After admiring the views for a while, the idea of lounging in one the aforementioned courtyards kept coming up. Eventually we gave in and headed back to the guesthouse to do the one thing I'm really good at at doing -- nothing. And by nothing I mean napping in hammocks, sipping Tona, reading, checking out the German guy's EeePC (pathetic: Wired technology writer sees first EeePC laptop in Nicaraguan guesthouse), talking about whether or not our house would work with a courtyard and otherwise dodging the heat of the day.
We went out for a late lunch and had another explore around the market area, down a few back alleys, past another very 17th century-looking church, through a game of baseball happening in the middle of the street and finally looped back to the church and climbed up the bell tower again to watch the sunset.

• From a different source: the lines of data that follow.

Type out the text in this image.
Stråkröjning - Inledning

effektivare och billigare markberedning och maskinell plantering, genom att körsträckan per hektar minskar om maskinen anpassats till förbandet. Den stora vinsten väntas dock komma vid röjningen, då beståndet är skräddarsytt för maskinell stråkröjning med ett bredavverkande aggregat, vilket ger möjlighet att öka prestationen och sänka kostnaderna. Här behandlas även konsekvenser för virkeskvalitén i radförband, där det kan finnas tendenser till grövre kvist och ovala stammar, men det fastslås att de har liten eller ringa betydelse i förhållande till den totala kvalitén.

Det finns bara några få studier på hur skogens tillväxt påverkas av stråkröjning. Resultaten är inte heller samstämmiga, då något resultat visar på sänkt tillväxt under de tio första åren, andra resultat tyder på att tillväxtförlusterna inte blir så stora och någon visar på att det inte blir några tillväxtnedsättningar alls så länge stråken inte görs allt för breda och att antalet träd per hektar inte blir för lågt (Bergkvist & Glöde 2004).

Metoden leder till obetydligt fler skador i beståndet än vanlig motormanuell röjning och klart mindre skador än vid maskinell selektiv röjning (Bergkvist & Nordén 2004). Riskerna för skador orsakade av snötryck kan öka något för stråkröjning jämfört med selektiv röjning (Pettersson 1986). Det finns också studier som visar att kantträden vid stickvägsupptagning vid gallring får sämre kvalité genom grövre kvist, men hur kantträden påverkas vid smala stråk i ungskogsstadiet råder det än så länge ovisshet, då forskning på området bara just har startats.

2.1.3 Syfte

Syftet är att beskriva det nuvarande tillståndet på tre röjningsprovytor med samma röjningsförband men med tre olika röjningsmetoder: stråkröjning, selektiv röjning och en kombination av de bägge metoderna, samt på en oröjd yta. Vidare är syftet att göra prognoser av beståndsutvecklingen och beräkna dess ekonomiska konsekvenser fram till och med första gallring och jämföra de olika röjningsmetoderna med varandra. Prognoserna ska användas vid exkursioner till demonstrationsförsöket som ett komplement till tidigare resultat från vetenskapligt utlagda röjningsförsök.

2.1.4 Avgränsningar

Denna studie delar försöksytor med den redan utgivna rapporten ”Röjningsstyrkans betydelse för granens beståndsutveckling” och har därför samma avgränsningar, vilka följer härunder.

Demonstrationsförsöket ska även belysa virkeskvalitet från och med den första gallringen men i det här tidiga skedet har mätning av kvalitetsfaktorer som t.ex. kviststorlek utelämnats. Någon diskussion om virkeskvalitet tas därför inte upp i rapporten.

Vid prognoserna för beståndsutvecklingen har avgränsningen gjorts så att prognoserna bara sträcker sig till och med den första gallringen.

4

I'm not quite sure what the occasion was, other than a Sunday (could have been a wedding perhaps, this time I decided not to intrude), but the church was in full swing with some extremely morose, gothic-tinged music thundering out of the cathedral hall and punctuated by a man in front of the church launching volleys of giant fireworks, seemingly in time with the music. The effect was like being in a bad Francis Ford Coppola movie (like the Godfather), but the fireworks sounded more like mortar shells than percussion.
After the sun set we wandered back over to Parque Colón, the central plaza that anchors the layout of the town and serves as its central hub. We sat down to the side of the park and watched the locals go about their business, enjoying the last few hours of the weekend.
Eventually we headed back the guesthouse to grab some dinner and a few beers.
The next morning we were the first bus headed south.